Communities Minister Peter Fassbender




B.C.’s minister responsible for TransLink showed signs Thursday the province might waver from its commitment to hold another referendum on any new transit tax if that’s necessary to secure billions of dollars in federal government contributions.

Peter Fassbender told the Surrey Board of Trade the province will aggressively lobby the new federal government for B.C.’s share of money for transit and other projects in light of the incoming Liberals’ pledge to make major infrastructure grants and the new federal infrastructure minister’s indication that a more generous funding formula may be coming.

When an audience member asked the minister if he still stands behind the premier’s promise that there be no increase in TransLink taxes without another vote, Fassbender said he wouldn’t give an unequivocal answer.

“It’s a different day today with a new federal government, with new opportunities. So we’re going to find out exactly what the federal government wants to do,” he said. “If we need to move quickly, we need to be prepared to move quickly.”

Speaking later to reporters, Fassbender denied he is pivoting away from the referendum promise, adding he needs to first understand the intention of federal ministers before funding discussions can resume with Metro Vancouver mayors.

“We’ll make those decisions as some of those other issues become clear,” he said.

This year’s transit plebiscite on a 0.5 per cent regional sales tax was crafted on the basis regional taxpayers had to raise a one-third share of major projects, with matching thirds coming from Ottawa and Victoria. It was defeated with a 61.7 per cent No vote.

A more generous federal grant could reduce the bite on regional taxpayers and make a new tax proposal more palatable.

Transit advocates have suggested an eventual move to road pricing could be exempted from the referendum requirement, or that a future plebiscite force voters to pick a new tax, without a none-of-the-above option.

The province has long urged the mayors to reconsider their opposition to raising TransLink property taxes, which would not trigger another referendum.

Fassbender said he and Transportation Minister Todd Stone have a list of projects they want the federal government to support.

They include the light rail ‘L’ line in Surrey, a Fraser Highway rapid transit line, the Broadway subway, buses elsewhere in the region, a third SeaBus and a Pattullo Bridge replacement – all of which were on the plebiscite ballot – as well as the province’s pet project: the replacement of the Massey Tunnel with a new bridge.

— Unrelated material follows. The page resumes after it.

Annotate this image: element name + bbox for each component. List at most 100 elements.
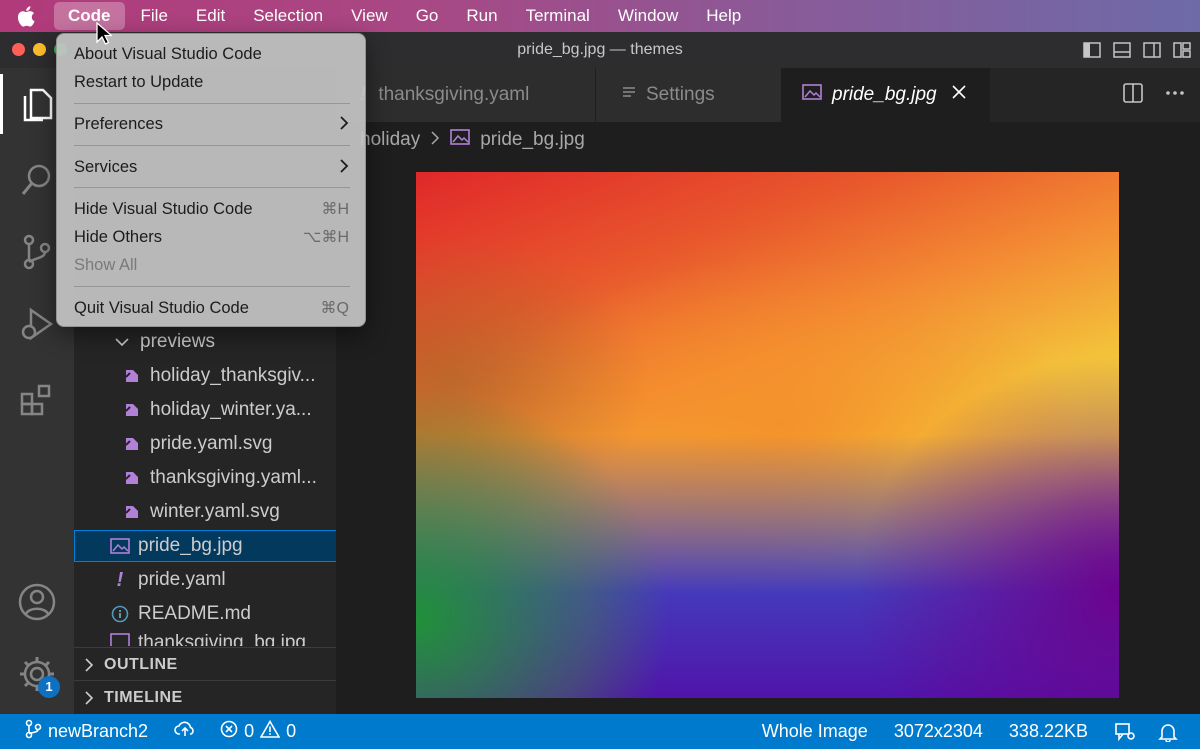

Fassbender reiterated he does not intend to reopen TransLink’s governance structure, adding mayors now select all the directors on the TransLink board except the two provincial government appointees.

He also urged business leaders to support and defend the often embattled transit agency.

“I know they’re trying their best,” Fassbender said of TransLink managers and staff.

“We need to support them. Yes, we we need to hold them accountable as we should hold ourselves accountable for those things when sometimes they don’t go right,” he said.

“But you know what? On the whole we’ve got a great system and we can make it much better by stopping the negativity and getting on with the vision the mayors have developed.”